The demonic nurse didn't even flinch, my shot had gone wide. The pipe raised in a jerky arc again. I quickly fired two more shots. One stitched its neck, probably passing right through. The second hit it square in the jaw, or where the jaw should have already been, creating a big punched hole. The monster dropped its weapon, and its arms swung wildly, as if it had lost control over them. Stranger still, stranger and significantly more disturbing, was that its head thrashed about even more wildly. It flew in every direction and it did so with impossible speed, faster than the muscles of anything its size should be able to operate. I half-expected the head to tear itself right off of its neck, but it didn't. Instead, the nurse stumbled around blindly, head thrashing as it screamed a terrible, inhuman scream, one that sounded equal parts rage and pain. I backed away, and I felt Maria grab my arm, but I barely noticed it otherwise. The creature didn't seem to pose a threat now, yet the morbid scene was fascinating in a terrible way, and I couldn't pull my eyes away from it.

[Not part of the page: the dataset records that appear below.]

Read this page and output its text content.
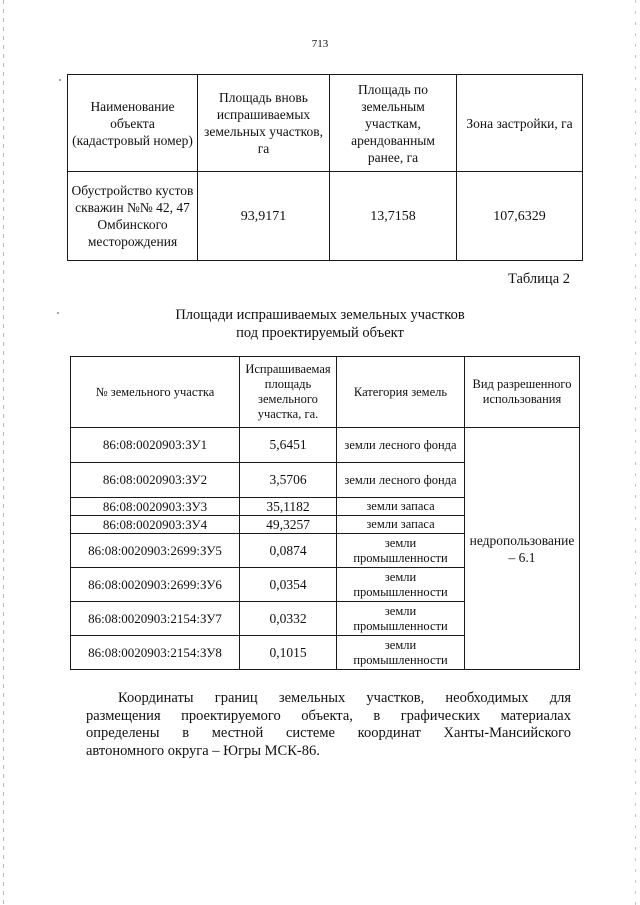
713
Наименование объекта (кадастровый номер)	Площадь вновь испрашиваемых земельных участков, га	Площадь по земельным участкам, арендованным ранее, га	Зона застройки, га
Обустройство кустов скважин №№ 42, 47 Омбинского месторождения	93,9171	13,7158	107,6329
Таблица 2
Площади испрашиваемых земельных участков
под проектируемый объект
№ земельного участка	Испрашиваемая площадь земельного участка, га.	Категория земель	Вид разрешенного использования
86:08:0020903:ЗУ1	5,6451	земли лесного фонда	недропользование – 6.1
86:08:0020903:ЗУ2	3,5706	земли лесного фонда	
86:08:0020903:ЗУ3	35,1182	земли запаса	
86:08:0020903:ЗУ4	49,3257	земли запаса	
86:08:0020903:2699:ЗУ5	0,0874	земли промышленности	
86:08:0020903:2699:ЗУ6	0,0354	земли промышленности	
86:08:0020903:2154:ЗУ7	0,0332	земли промышленности	
86:08:0020903:2154:ЗУ8	0,1015	земли промышленности	
Координаты границ земельных участков, необходимых для
размещения проектируемого объекта, в графических материалах
определены в местной системе координат Ханты-Мансийского
автономного округа – Югры МСК-86.
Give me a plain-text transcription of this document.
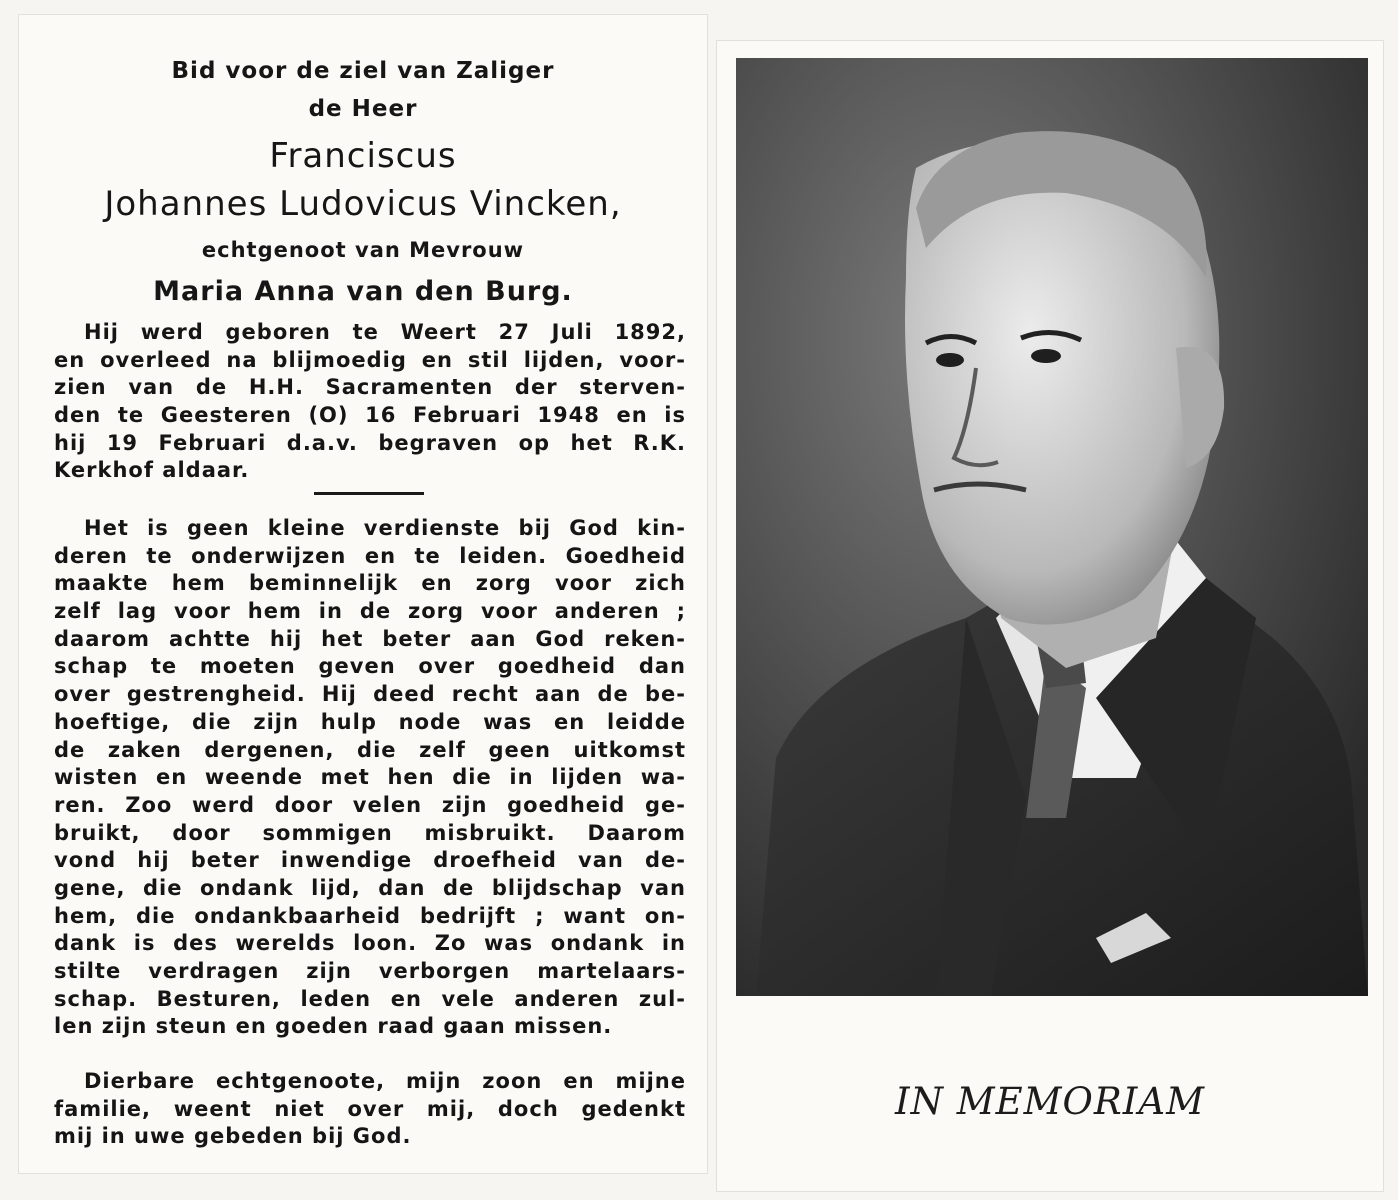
Bid voor de ziel van Zaliger
de Heer
Franciscus
Johannes Ludovicus Vincken,
echtgenoot van Mevrouw
Maria Anna van den Burg.
Hij werd geboren te Weert 27 Juli 1892,
en overleed na blijmoedig en stil lijden, voor-
zien van de H.H. Sacramenten der sterven-
den te Geesteren (O) 16 Februari 1948 en is
hij 19 Februari d.a.v. begraven op het R.K.
Kerkhof aldaar.
Het is geen kleine verdienste bij God kin-
deren te onderwijzen en te leiden. Goedheid
maakte hem beminnelijk en zorg voor zich
zelf lag voor hem in de zorg voor anderen ;
daarom achtte hij het beter aan God reken-
schap te moeten geven over goedheid dan
over gestrengheid. Hij deed recht aan de be-
hoeftige, die zijn hulp node was en leidde
de zaken dergenen, die zelf geen uitkomst
wisten en weende met hen die in lijden wa-
ren. Zoo werd door velen zijn goedheid ge-
bruikt, door sommigen misbruikt. Daarom
vond hij beter inwendige droefheid van de-
gene, die ondank lijd, dan de blijdschap van
hem, die ondankbaarheid bedrijft ; want on-
dank is des werelds loon. Zo was ondank in
stilte verdragen zijn verborgen martelaars-
schap. Besturen, leden en vele anderen zul-
len zijn steun en goeden raad gaan missen.
Dierbare echtgenoote, mijn zoon en mijne
familie, weent niet over mij, doch gedenkt
mij in uwe gebeden bij God.
IN MEMORIAM
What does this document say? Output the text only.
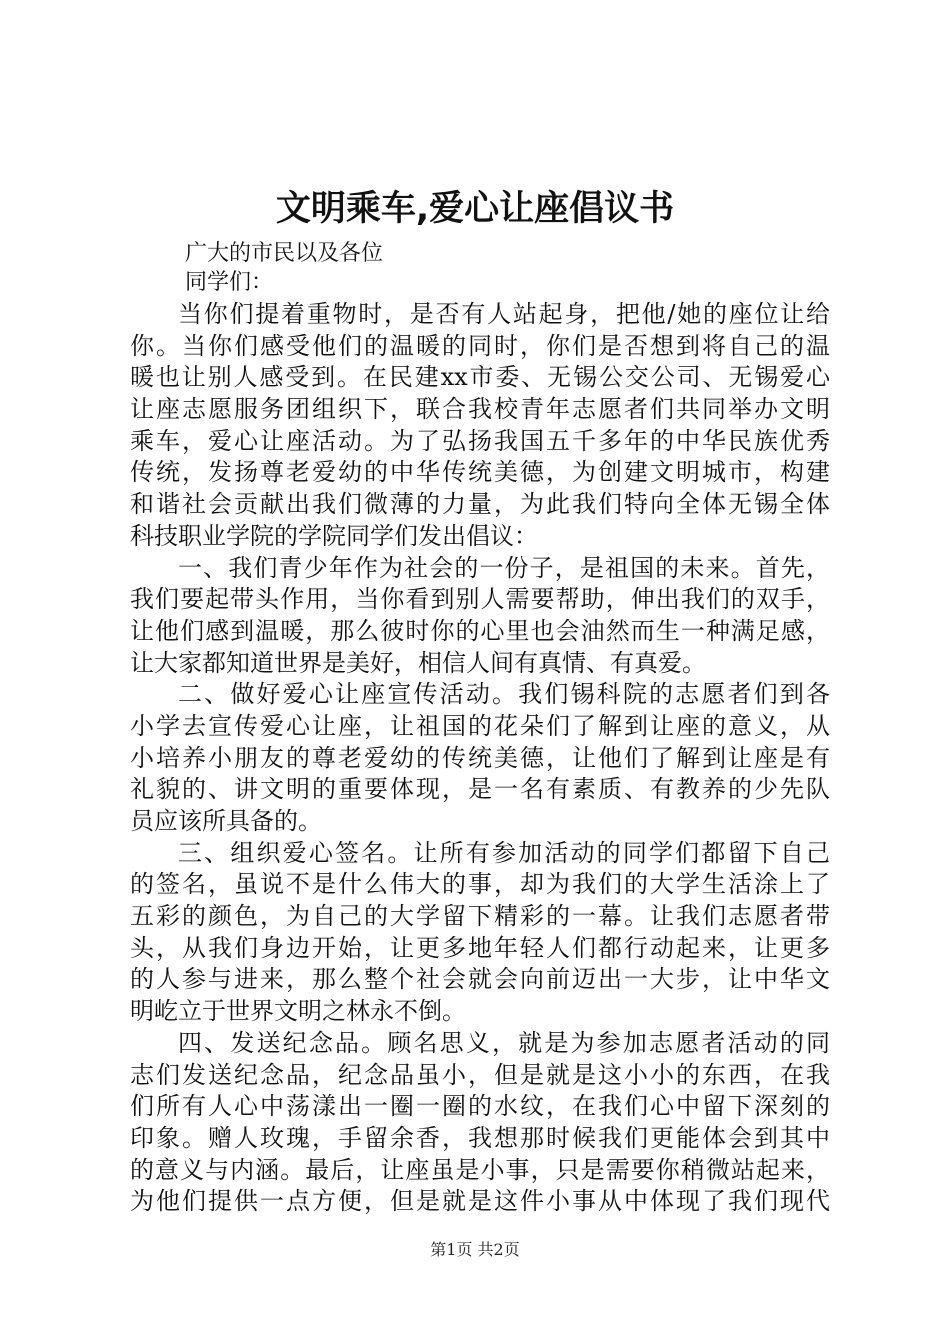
文明乘车,爱心让座倡议书
广大的市民以及各位
同学们：
当你们提着重物时，是否有人站起身，把他/她的座位让给
你。当你们感受他们的温暖的同时，你们是否想到将自己的温
暖也让别人感受到。在民建xx市委、无锡公交公司、无锡爱心
让座志愿服务团组织下，联合我校青年志愿者们共同举办文明
乘车，爱心让座活动。为了弘扬我国五千多年的中华民族优秀
传统，发扬尊老爱幼的中华传统美德，为创建文明城市，构建
和谐社会贡献出我们微薄的力量，为此我们特向全体无锡全体
科技职业学院的学院同学们发出倡议：
一、我们青少年作为社会的一份子，是祖国的未来。首先，
我们要起带头作用，当你看到别人需要帮助，伸出我们的双手，
让他们感到温暖，那么彼时你的心里也会油然而生一种满足感，
让大家都知道世界是美好，相信人间有真情、有真爱。
二、做好爱心让座宣传活动。我们锡科院的志愿者们到各
小学去宣传爱心让座，让祖国的花朵们了解到让座的意义，从
小培养小朋友的尊老爱幼的传统美德，让他们了解到让座是有
礼貌的、讲文明的重要体现，是一名有素质、有教养的少先队
员应该所具备的。
三、组织爱心签名。让所有参加活动的同学们都留下自己
的签名，虽说不是什么伟大的事，却为我们的大学生活涂上了
五彩的颜色，为自己的大学留下精彩的一幕。让我们志愿者带
头，从我们身边开始，让更多地年轻人们都行动起来，让更多
的人参与进来，那么整个社会就会向前迈出一大步，让中华文
明屹立于世界文明之林永不倒。
四、发送纪念品。顾名思义，就是为参加志愿者活动的同
志们发送纪念品，纪念品虽小，但是就是这小小的东西，在我
们所有人心中荡漾出一圈一圈的水纹，在我们心中留下深刻的
印象。赠人玫瑰，手留余香，我想那时候我们更能体会到其中
的意义与内涵。最后，让座虽是小事，只是需要你稍微站起来，
为他们提供一点方便，但是就是这件小事从中体现了我们现代
第1页 共2页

The nurse's blind meanderings eventually made it walk face-first into a wall, making a sound like hard plastic cracking when it did so. It fell backwards to the floor, lying prone on its back. That damnable screeching continued as its limbs flailed uselessly, like an insect.

I wanted to believe it was suffering its death throes, but I was by no means certain and I very much wanted to be. I bent over and picked up the steel pipe it had dropped, gripping it like a baseball bat and lifting it high above my head. It came crashing down upon the nurse's midsection with as much force as I could manage, and I heard that same crushed plastic sound. I struck it twice more like this, and finally, the nurse's struggles slowed, and ceased as it finally died, letting out one long, raspy moan as it did.

It was like the others in another way. It smelled like strong, thick rot, like wet meat gone way over. I swallowed back my bile, and I could hear Maria cough heavily. She bent over in the corner as I turned to face her, and I placed a hand on her back as she emptied her stomach on the dirty tiles. I rubbed her back as she coughed up the last of it, and she didn't mind, but my touch was tentative and the motion of my hand stiff. I was trying to be comforting, but I didn't feel very comfortable myself, touching her in such a familiar way. It had been a long time since I had touched a woman like that, and it made me feel guilty.

She finally stood, which allowed me to take my hand back, and she wiped her mouth on her sleeve.

"Sorry about that," she said, another smile on her face. This one actually looked a little sheepish.

"It's okay. The only reason I didn't do it right next to you is because I'm already empty from doing it before."

"You're a hell of a hero, James. I have to hand it to you." She grabbed my hand and gave it a playful tap. "This door behind me isn't opening. I tried it while you were fighting that nurse thing. Let's go up that way and see if there's anything."

I nodded, and when I looked at the door, I could see she was right. It was one of those doors that you opened with a push-bar, but the bar on this one was already in its depressed position, a good sign that it isn't in working condition.

A quick search of the hallway turned up little. There was a pair of locker rooms that wouldn't open, as well as a storeroom that was similarly out of commission. There was a broken elevator, and a small offshoot hallway that had a door, but there was tons of crap piled in front of it, old cleaning materials and debris alike, so that was out.

What a crock of shit. I nearly had my head pulped in by that monster, and all for nothing.

Oh well. It was a waste. There was nothing more to see here, so we stepped through the hallway's only working door, back into the stairwell, and up to the next floor.